Some clever accountants and tax strategists saw the 35% difference between the small business tax rate and the top marginal income rate and realized that there are savings to be had. Rather than pay themselves the salary they want to have, you pay yourself a smaller salary keeping whatever money you would have put towards personals savings in the business account (avoiding paying the 40+% marginal tax rate on that money) and invest from the business account to save for retirement. Larger principal results in larger growth, basically you have 40% more money to earn returns from, and over the course of 25 or more years the difference is staggering. Comparing two people earning 500K a year, one with a corporation and one without, the incorporated individual can effectively earn 50K a year more just through having a business account.

You will see some people, doctors mainly, claiming that governments encouraged them to use small business tax planning strategies as a way to increase their income. For doctors this is true because it allowed the doctors to earn more without the provincial government having to pay them more. But these options are available to everyone, so the easiest fix is to remove the passive investment option and pay doctors more to match what they lost from these changes. We can do that considering that we pay them anyway. It’s clear from the 1971 budget document that small business accounts were not to be used for personal savings.
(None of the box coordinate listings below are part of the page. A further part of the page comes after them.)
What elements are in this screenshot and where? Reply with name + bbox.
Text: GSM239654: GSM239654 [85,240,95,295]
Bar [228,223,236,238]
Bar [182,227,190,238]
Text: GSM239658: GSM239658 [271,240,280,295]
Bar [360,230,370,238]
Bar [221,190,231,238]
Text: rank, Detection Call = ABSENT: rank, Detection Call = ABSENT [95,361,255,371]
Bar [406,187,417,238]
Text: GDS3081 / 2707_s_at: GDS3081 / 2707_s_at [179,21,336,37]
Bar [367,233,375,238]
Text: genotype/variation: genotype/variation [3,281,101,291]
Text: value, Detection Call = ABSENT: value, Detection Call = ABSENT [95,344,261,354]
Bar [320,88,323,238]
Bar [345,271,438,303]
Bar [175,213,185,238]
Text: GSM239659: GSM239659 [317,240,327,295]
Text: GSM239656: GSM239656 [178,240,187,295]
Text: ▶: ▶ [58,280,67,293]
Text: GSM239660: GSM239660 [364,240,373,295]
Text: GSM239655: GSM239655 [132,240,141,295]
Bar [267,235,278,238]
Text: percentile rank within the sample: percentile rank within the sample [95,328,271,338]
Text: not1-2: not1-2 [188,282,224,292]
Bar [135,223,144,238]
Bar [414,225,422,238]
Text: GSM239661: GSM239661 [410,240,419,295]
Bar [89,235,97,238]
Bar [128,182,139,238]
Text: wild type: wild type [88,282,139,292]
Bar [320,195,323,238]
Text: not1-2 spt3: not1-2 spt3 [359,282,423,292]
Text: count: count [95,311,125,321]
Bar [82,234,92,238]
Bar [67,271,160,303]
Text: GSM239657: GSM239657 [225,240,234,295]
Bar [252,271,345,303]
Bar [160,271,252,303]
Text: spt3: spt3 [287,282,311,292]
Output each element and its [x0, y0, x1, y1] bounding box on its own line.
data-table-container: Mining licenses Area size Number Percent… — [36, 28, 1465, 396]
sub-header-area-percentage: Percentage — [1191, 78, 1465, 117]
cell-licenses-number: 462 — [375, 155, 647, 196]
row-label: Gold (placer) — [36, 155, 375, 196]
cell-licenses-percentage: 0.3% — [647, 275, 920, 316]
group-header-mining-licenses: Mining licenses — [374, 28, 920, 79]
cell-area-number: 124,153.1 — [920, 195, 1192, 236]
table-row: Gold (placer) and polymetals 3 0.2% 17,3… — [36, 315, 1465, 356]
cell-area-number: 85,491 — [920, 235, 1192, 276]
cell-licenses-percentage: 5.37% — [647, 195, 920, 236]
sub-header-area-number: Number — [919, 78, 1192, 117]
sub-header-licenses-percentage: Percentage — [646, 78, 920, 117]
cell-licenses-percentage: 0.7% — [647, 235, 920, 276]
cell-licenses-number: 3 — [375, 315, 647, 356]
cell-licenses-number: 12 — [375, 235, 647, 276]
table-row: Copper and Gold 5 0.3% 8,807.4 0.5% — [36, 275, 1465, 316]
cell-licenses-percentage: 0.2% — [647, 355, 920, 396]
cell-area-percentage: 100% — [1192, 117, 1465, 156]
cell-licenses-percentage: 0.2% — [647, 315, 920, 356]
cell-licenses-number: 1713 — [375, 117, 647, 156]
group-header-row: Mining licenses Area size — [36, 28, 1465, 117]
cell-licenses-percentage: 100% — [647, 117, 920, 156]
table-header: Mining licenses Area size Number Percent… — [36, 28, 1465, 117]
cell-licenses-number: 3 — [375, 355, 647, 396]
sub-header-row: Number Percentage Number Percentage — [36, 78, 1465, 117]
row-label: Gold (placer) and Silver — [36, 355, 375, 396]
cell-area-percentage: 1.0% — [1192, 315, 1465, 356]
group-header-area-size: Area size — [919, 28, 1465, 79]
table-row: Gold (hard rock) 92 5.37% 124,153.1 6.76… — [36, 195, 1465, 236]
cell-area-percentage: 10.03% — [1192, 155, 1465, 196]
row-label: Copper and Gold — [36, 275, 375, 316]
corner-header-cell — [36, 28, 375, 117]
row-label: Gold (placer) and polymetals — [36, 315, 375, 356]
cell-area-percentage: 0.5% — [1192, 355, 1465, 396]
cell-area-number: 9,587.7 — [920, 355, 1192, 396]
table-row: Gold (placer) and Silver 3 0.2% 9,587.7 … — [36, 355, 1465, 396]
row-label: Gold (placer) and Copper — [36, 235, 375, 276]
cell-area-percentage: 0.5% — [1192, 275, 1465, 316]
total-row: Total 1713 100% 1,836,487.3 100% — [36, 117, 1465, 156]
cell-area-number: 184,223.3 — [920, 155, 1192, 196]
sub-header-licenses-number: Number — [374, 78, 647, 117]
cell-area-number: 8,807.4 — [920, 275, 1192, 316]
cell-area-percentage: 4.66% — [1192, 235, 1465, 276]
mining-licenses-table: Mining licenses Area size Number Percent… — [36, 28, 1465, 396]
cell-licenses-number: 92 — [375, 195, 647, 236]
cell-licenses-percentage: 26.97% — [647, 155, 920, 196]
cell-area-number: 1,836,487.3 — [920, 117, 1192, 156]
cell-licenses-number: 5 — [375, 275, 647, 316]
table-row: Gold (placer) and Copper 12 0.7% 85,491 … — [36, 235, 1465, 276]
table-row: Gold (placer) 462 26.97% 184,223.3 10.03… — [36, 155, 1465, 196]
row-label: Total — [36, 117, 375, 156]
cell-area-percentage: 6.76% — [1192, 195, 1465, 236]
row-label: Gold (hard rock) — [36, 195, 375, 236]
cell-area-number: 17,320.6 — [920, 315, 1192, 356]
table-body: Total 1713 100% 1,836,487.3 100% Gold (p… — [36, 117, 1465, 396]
“If a corporation employs the tax savings that result from the low rate for non-business purposes, such as Portfolio investments, a special refundable tax will be imposed to recover the low-rate benefit. “

Bill Morneau has suggested adding a refundable 30% tax on passive investments that are not used for business purposes thereby not affecting a business’s actual savings but individuals using their business account for personal savings. I wanted to tackle the arguments that people put forward against the reforms but this is already long enough, I’ll (try to) refute those in my next post. The spirit behind the proposed changes is promising and the proposals themselves are decent, bringing us closer to tax neutrality, where financial decisions by an individual or business should be made based on their economic merit and not because of any tax advantage.